The Honorable Prof. Alex Stein, Israel Supreme Court Justice

Title: 

Redeemable Fines: Overcoming the Crisis of Overincarceration

Abstract: 

We introduce a new mechanism uniquely designed to achieve rehabilitation of offenders and improve the criminal justice system: the redeemable fine. A redeemable fine is a monetary penalty that will be returned to the offender—in installments or, in exceptional cases, in one payment—over a certain period so long as she or he commits no further crimes.
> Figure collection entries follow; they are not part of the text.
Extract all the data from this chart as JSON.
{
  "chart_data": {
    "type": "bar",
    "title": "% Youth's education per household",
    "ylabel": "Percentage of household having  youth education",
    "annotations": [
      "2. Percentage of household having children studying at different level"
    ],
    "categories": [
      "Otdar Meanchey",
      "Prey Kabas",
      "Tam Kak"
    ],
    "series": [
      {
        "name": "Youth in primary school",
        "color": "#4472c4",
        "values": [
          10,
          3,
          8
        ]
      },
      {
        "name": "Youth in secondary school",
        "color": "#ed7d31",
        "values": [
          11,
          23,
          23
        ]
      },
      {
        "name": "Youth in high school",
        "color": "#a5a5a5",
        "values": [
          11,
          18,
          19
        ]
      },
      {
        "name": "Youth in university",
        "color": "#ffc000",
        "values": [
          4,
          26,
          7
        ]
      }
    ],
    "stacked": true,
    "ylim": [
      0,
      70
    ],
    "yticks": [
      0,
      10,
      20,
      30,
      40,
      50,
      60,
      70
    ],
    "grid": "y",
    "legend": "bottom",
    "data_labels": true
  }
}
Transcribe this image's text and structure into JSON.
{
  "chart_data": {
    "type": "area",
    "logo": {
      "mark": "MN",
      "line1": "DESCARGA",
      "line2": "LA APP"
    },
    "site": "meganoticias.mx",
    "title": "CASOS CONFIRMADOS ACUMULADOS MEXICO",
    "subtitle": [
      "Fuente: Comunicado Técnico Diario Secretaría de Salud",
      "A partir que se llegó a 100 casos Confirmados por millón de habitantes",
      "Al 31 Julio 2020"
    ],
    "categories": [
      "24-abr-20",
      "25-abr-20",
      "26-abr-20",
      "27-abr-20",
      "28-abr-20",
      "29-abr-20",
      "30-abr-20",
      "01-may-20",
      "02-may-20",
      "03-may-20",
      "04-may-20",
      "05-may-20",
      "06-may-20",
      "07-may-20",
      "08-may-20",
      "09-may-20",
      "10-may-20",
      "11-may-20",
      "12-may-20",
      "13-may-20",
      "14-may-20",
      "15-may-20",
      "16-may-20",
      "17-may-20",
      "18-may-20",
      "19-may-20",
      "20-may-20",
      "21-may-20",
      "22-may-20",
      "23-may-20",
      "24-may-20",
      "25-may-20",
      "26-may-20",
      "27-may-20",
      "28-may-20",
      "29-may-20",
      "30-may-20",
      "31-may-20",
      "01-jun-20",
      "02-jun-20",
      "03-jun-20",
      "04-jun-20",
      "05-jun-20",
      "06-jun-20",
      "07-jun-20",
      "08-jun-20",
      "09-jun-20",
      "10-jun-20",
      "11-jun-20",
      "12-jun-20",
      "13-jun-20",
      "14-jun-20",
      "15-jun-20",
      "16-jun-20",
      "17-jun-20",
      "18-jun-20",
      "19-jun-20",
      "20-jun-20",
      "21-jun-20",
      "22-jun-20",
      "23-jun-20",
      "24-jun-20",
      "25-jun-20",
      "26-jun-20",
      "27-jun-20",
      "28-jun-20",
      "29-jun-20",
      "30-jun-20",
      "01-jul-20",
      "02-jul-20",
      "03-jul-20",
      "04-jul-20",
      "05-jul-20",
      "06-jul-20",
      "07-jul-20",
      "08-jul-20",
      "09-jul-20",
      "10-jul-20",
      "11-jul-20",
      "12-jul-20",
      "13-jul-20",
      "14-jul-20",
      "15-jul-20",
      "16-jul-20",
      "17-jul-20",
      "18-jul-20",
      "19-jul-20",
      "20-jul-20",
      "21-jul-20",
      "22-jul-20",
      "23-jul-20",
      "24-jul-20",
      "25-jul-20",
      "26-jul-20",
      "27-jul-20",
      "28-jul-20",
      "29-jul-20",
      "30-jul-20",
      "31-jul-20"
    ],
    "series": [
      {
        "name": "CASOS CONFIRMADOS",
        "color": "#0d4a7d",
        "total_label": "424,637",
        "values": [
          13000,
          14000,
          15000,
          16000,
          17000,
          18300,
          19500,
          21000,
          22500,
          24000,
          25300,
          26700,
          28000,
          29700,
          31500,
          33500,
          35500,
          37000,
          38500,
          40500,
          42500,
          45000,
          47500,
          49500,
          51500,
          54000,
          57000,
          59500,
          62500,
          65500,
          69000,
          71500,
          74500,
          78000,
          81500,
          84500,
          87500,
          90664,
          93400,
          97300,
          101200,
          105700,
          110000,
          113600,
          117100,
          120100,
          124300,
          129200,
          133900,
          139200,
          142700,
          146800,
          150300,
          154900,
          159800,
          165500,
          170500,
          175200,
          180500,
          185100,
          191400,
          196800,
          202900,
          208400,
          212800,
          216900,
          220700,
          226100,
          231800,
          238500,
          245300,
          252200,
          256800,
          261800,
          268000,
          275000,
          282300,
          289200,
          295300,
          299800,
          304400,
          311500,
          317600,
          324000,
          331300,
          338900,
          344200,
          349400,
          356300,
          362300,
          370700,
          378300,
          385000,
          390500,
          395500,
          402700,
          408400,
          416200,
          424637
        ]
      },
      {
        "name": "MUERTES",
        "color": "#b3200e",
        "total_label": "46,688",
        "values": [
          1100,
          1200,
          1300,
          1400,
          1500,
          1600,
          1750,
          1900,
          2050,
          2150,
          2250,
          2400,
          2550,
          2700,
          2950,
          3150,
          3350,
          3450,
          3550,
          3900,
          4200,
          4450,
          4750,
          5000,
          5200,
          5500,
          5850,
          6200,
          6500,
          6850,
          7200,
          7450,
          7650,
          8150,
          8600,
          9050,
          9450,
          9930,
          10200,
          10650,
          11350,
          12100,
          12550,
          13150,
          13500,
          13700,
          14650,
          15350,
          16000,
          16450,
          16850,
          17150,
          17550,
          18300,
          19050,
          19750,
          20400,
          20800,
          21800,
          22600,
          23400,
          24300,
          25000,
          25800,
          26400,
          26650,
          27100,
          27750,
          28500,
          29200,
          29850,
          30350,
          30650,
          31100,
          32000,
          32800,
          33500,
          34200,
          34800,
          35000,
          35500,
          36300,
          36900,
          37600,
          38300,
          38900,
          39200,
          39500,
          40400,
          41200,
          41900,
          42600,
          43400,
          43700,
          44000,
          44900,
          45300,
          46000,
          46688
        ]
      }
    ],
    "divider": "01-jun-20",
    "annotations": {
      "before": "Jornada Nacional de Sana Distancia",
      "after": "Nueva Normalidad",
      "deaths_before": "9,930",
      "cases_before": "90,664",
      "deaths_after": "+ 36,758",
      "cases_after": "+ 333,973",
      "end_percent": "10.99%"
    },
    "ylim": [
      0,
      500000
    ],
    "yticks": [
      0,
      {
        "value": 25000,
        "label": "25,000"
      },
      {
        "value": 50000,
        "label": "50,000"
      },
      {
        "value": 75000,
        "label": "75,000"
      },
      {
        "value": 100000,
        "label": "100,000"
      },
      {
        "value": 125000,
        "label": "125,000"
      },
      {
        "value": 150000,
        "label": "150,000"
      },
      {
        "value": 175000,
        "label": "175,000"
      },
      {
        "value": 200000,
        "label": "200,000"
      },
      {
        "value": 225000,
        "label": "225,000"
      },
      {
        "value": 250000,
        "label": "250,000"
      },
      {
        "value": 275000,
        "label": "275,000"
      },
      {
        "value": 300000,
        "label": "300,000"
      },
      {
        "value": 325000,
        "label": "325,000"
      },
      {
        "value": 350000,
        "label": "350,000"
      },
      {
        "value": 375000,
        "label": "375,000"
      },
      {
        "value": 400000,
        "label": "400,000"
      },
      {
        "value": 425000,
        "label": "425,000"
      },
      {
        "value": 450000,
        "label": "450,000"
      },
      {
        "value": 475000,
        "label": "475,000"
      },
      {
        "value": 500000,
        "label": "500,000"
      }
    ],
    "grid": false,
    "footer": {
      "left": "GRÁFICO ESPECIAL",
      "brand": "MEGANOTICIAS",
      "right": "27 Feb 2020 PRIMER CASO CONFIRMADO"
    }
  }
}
Unlike traditional fines, redeemable fines can be structured in a myriad of ways to provide individually tailored optimal rehabilitative incentives for offenders. First, the installment period of the repayment can be short (several months) or long (several years), depending on the characteristics of the offense and the offender. Second, there is the frequency of the payments. The payment intervals can be long, short, intermediate or variable. The sentencing judge will be able to order that the repayments will be made annually, every six months, every single month or, in exceptional cases, in one installment on the successful completion of the rehabilitation. As with traditional fines, the redeemable fine’s amount will correlate with the seriousness of the offender’s misdeed. For these and other reasons, introduction of redeemable fines can dramatically reduce the rates and the costs of incarceration and render the criminal justice system fairer and more humane, while providing meaningful incentives for offenders not to commit further offenses.

Bio: 

Alex Stein was born in 1957 in Kishinev, USSR, made Alyiah in 1973, and graduated from the Leo Baeck High School in Haifa. He holds an LL.B. and an LL.M. degree from the Hebrew University of Jerusalem and a Ph.D. from the University of London. During his academic career he served as a Professor of Law at the Hebrew University of Jerusalem Faculty of Law, as well as at Cardozo and Brooklyn Law Schools in New York City, and taught as a Visiting Professor of Law at Harvard, Yale and Columbia law schools, among others. He is the author of five books, two of which are considered path-breaking in the fields of torts and evidence, and eighty articles, many of which have appeared in the world’s leading journals that include Harvard Law Review, Columbia Law Review, University of Pennsylvania Law Review, Michigan Law Review, Virginia Law Review, Georgetown Law Journal, Northwestern University Law Review, Cornell Law Review, Texas Law Review, Vanderbilt Law Review, Oxford Journal of Legal Studies and University of Toronto Law Journal. His areas of expertise include evidence, torts, remedies, legal theory, and economic analysis of law. He was invited to speak in these areas in academic events and judicial conferences across the world and his opinions have been cited by international media outlets that included New York Times, Frankfurter Allgemeine Zeitung, and Nature. He joined the Israel Supreme Court in August 2018.

Location: 

Eilan Hall, Feldman Building, Second Floor, Edmond Safra Campus.